Kenyan politician (1949–2020)

Mwalimu Masudi Mwahima (1 November 1949 – 25 August 2020) was a Kenyan politician. He belonged to the Orange Democratic Movement and was elected to represent the Likoni Constituency in the National Assembly of Kenya since the 2007 Kenyan parliamentary election.

==Biography==
Mwahima was born on 1 November 1949 and grew up without attending school, receiving little formal education throughout his childhood. Despite this he learned English as well as Kiswahili, in which he was described by Kenya's Standard newspaper as having "legendary oratory skills".

Mwahima began his political life in 1987 when he was elected as a councillor in Kenya's port city of Mombasa, representing the ward of Shika Adabu in the Likoni area of the city. He went on to become deputy mayor of the council, and eventually mayor, a position he held from 1999 to 2002. In 1997 Mwahima became the chairman of the Likoni division of Kenya's then-ruling party, the Kenya African National Union (KANU). He was expelled from KANU in 2002 after pledging allegiance to Simeon Nyachae of the opposition Ford People party.

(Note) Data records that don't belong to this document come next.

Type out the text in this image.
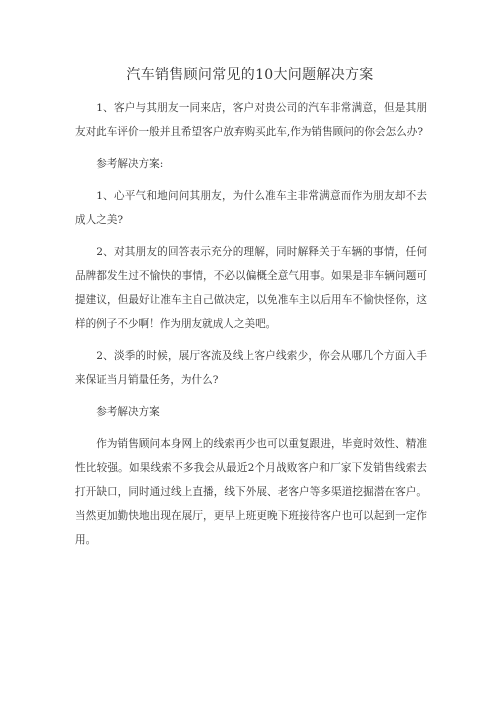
汽车销售顾问常见的10大问题解决方案

1、客户与其朋友一同来店，客户对贵公司的汽车非常满意，但是其朋友对此车评价一般并且希望客户放弃购买此车,作为销售顾问的你会怎么办?

参考解决方案:

1、心平气和地问问其朋友，为什么准车主非常满意而作为朋友却不去成人之美?

2、对其朋友的回答表示充分的理解，同时解释关于车辆的事情，任何品牌都发生过不愉快的事情，不必以偏概全意气用事。如果是非车辆问题可提建议，但最好让准车主自己做决定，以免准车主以后用车不愉快怪你，这样的例子不少啊！作为朋友就成人之美吧。

2、淡季的时候，展厅客流及线上客户线索少，你会从哪几个方面入手来保证当月销量任务，为什么?

参考解决方案

作为销售顾问本身网上的线索再少也可以重复跟进，毕竟时效性、精准性比较强。如果线索不多我会从最近2个月战败客户和厂家下发销售线索去打开缺口，同时通过线上直播，线下外展、老客户等多渠道挖掘潜在客户。当然更加勤快地出现在展厅，更早上班更晚下班接待客户也可以起到一定作用。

He stood as a Ford People candidate for the Likoni Constituency of the Kenyan National Assembly in the 2002 Kenyan general election, but lost to Suleiman Shakombo of the National Rainbow Coalition.

Mwahima contested the same seat in the 2007 general election, this time representing the Orange Democratic Movement party led by Raila Odinga. He defeated Shakombo, who had been the Heritage Minister under President Mwai Kibai in the previous government, by a margin of 17,859 votes to 7,324. As a member of parliament (MP), he served as on the Local Authorities Committee, the Catering and Health Club Committee, and the Departmental Committee on Health. Early in his tenure he was involved in a row with Odinga, who by then had become prime minister in the coalition government. Odinga was seeking to appoint a non-Coast Province leader of the Kenya Ports Authority, a move which was opposed by Mwahima and the province's five other Coast MPs who felt that the role should be in the hands of a local. Relations between the six MPs and Odinga remained tense in subsequent years, and they appeared on the verge of leaving ODM and aligning with William Ruto and Uhuru Kenyatta, rivals of Odinga. They re-pledged their allegiance to ODM at a public reconciliation in 2011, however.

Mwahima retained his seat in the 2013 general election, polling a total of 18,258 votes. Shakombo, representing the United Republican Party was again his nearest challenger, with 7,009 votes, closely followed by Bernard Odhiambo Waore of The Independent Party.

Mwahima died on 25 August 2020 at his home in Likoni. His family gave complications as a result of asthma as the reason for his death.